As we prepare for The Furnace Says Goodnight, Kyle Getz is interviewing Furnace contributors about their past performances. Next up is Rae Diamond! Please join us at Hollow Earth Radio on Friday, December 2 at 8 pm for a special collaborative performance and party. Without further ado:

KG: The sound that accompanied your piece, “Three Songs,” added a new level of depth, such as when you used the phrase “perfection of silence,” while a note played in the background. Can you describe your creative process and how you combine words and sound in your work?

RD: Words, sound and music are intrinsically interrelated in my mind. I explore this inherent interrelation by speaking and singing words slowly and repeatedly until I lose all sense of their meaning.
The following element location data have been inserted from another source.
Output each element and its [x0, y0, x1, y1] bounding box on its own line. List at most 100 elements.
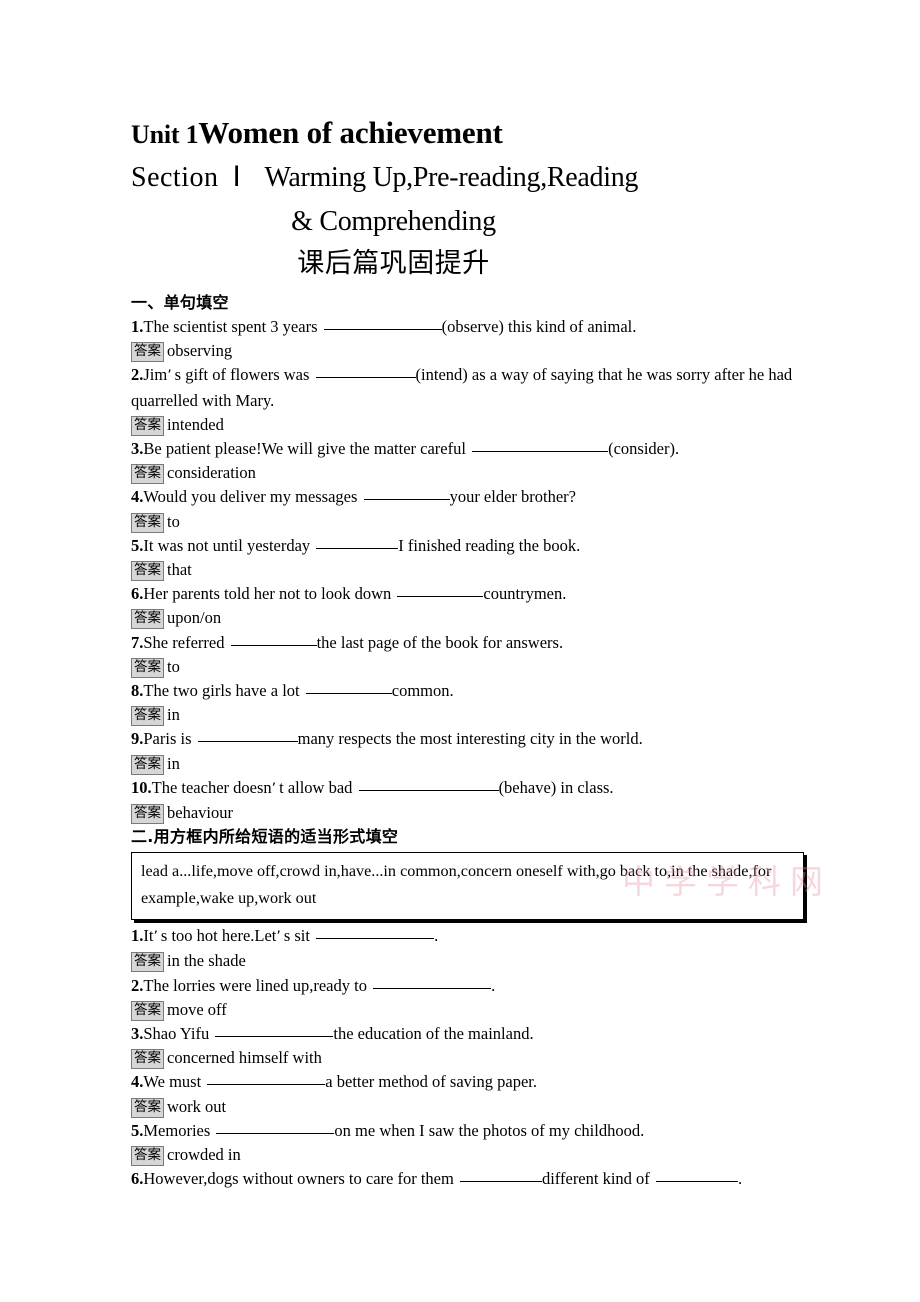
answer-line: 答案 in the shade	[131, 949, 824, 973]
answer-blank	[397, 584, 484, 598]
answer-text: work out	[167, 1096, 227, 1116]
answer-blank	[655, 1169, 738, 1183]
answer-text: to	[167, 511, 180, 531]
answer-line: 答案 consideration	[131, 461, 824, 485]
question-text-mid: s too hot here.Let	[160, 926, 277, 946]
question-number: 8.	[131, 681, 144, 701]
question-number: 10.	[131, 777, 152, 797]
question-number: 4.	[131, 487, 144, 507]
answer-blank	[215, 1024, 334, 1038]
answer-blank	[373, 976, 492, 989]
question-item: 4.We must a better method of saving pape…	[131, 1070, 824, 1094]
question-number: 6.	[131, 1169, 144, 1189]
answer-text: consideration	[167, 463, 256, 483]
question-text-pre: The teacher doesn	[151, 777, 272, 797]
answer-tag: 答案	[131, 1000, 164, 1021]
question-text-post: .	[737, 1169, 743, 1189]
answer-tag: 答案	[131, 464, 164, 485]
answer-line: 答案 work out	[131, 1095, 824, 1119]
answer-blank	[323, 317, 442, 330]
question-text-pre: However,dogs without owners to care for …	[143, 1169, 458, 1189]
section-number: Ⅰ	[232, 162, 241, 193]
answer-text: behaviour	[167, 803, 233, 823]
question-item: 1.The scientist spent 3 years (observe) …	[131, 315, 824, 339]
answer-tag: 答案	[131, 1146, 164, 1167]
answer-blank	[316, 536, 399, 549]
section-two-items: 1.It’ s too hot here.Let’ s sit . 答案 in the…	[131, 924, 824, 1191]
question-text-mid: t allow bad	[279, 777, 357, 797]
answer-text: in the shade	[167, 951, 246, 971]
question-item: 7.She referred the last page of the book…	[131, 631, 824, 655]
section-one-heading: 一、单句填空	[131, 293, 229, 312]
answer-blank	[472, 439, 609, 453]
apostrophe-mark: ’	[271, 780, 277, 797]
question-text-pre: Jim	[143, 365, 168, 385]
question-text-post: (consider).	[608, 439, 680, 459]
question-item: 3.Be patient please!We will give the mat…	[131, 437, 824, 461]
question-text-pre: The scientist spent 3 years	[143, 317, 322, 336]
answer-text: in	[167, 753, 180, 773]
question-item: 3.Shao Yifu the education of the mainlan…	[131, 1022, 824, 1046]
section-one-items: 1.The scientist spent 3 years (observe) …	[131, 315, 824, 825]
question-item: 9.Paris is many respects the most intere…	[131, 727, 824, 751]
answer-tag: 答案	[131, 609, 164, 630]
answer-text: to	[167, 656, 180, 676]
question-text-pre: Memories	[143, 1120, 215, 1140]
answer-line: 答案 observing	[131, 339, 824, 363]
question-text-post: many respects the most interesting city …	[297, 729, 643, 749]
section-word: Section	[131, 162, 219, 193]
answer-line: 答案 move off	[131, 998, 824, 1022]
answer-tag: 答案	[131, 754, 164, 775]
question-number: 6.	[131, 584, 144, 604]
answer-tag: 答案	[131, 415, 164, 436]
question-item: 5.It was not until yesterday I finished …	[131, 534, 824, 558]
answer-line: 答案 concerned himself with	[131, 1046, 824, 1070]
answer-blank	[316, 926, 435, 940]
answer-blank	[197, 729, 298, 743]
document-body: 一、单句填空 1.The scientist spent 3 years (ob…	[0, 284, 920, 1192]
document-page: 中学学科网 Unit 1Women of achievement Section…	[0, 0, 920, 1302]
question-number: 1.	[131, 926, 144, 946]
answer-tag: 答案	[131, 804, 164, 825]
question-item: 4.Would you deliver my messages your eld…	[131, 485, 824, 509]
unit-number: Unit 1	[131, 120, 199, 149]
question-text-pre: The two girls have a lot	[143, 681, 304, 701]
answer-blank	[207, 1072, 326, 1086]
question-text-post: common.	[391, 681, 454, 701]
answer-line: 答案 in	[131, 703, 824, 727]
question-text-post: on me when I saw the photos of my childh…	[334, 1120, 645, 1140]
answer-text: in	[167, 705, 180, 725]
section-two-heading: 二.用方框内所给短语的适当形式填空	[131, 827, 399, 847]
question-number: 2.	[131, 365, 144, 385]
question-number: 5.	[131, 1120, 144, 1140]
question-text-mid: s gift of flowers was	[174, 365, 314, 385]
answer-tag: 答案	[131, 561, 164, 582]
answer-text: observing	[167, 341, 233, 361]
question-text-post: .	[434, 926, 439, 946]
question-item: 8.The two girls have a lot common.	[131, 679, 824, 703]
question-text-pre: Be patient please!We will give the matte…	[143, 439, 471, 459]
document-header: Unit 1Women of achievement Section Ⅰ Warmi…	[0, 0, 920, 284]
answer-line: 答案 to	[131, 655, 824, 679]
question-text-post: .	[491, 975, 496, 995]
answer-tag: 答案	[131, 1049, 164, 1070]
question-item: 1.It’ s too hot here.Let’ s sit .	[131, 924, 824, 949]
answer-text: that	[167, 560, 192, 580]
question-text-pre: We must	[143, 1072, 206, 1092]
answer-line: 答案 to	[131, 510, 824, 534]
answer-line: 答案 that	[131, 558, 824, 582]
answer-blank	[363, 487, 450, 501]
question-text-pre: Would you deliver my messages	[143, 487, 362, 507]
question-text-pre: It	[143, 926, 154, 946]
answer-line: 答案 upon/on	[131, 606, 824, 630]
question-number: 5.	[131, 535, 144, 555]
answer-blank	[315, 365, 416, 379]
subtitle-chinese: 课后篇巩固提升	[297, 248, 490, 279]
answer-blank	[459, 1169, 542, 1183]
answer-text: intended	[167, 414, 224, 434]
apostrophe-mark: ’	[276, 929, 281, 946]
answer-line: 答案 crowded in	[131, 1143, 824, 1167]
answer-line: 答案 behaviour	[131, 801, 824, 825]
section-title-line-1: Section Ⅰ Warming Up,Pre-reading,Reading	[131, 156, 810, 200]
question-text-post: (observe) this kind of animal.	[441, 317, 637, 336]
I also consider the roots of words and the sounds of those ancient words-within-the-word. In addition to adding nuances of meaning, roots of words interest me because older languages were overtly musical – lilting with song-like shifts of pitch. The English language has traveled far from its musical roots, and I harbor a deep curiosity about creating a new experience of musicality in our language. I hear this potential as percussive and angular rather than the soothing lullaby quality of Old English. I seek a musical language of matured beauty.

KG: What experience did you want to create for the Furnace audience in person and on the radio with your piece?

RD: I wanted to cast a benevolent spell of understanding over the audience by immersing them in a soundscape that expressed deeper layers of the many strands of thought that interlaced through the essay. I wanted the listeners to be initially surprised and then comforted by the world the words and sounds wove, so that when the piece ended the “normal” world of straight speaking without sonic augmentation would feel strange, like stepping on dry land after spending some hours on a boat.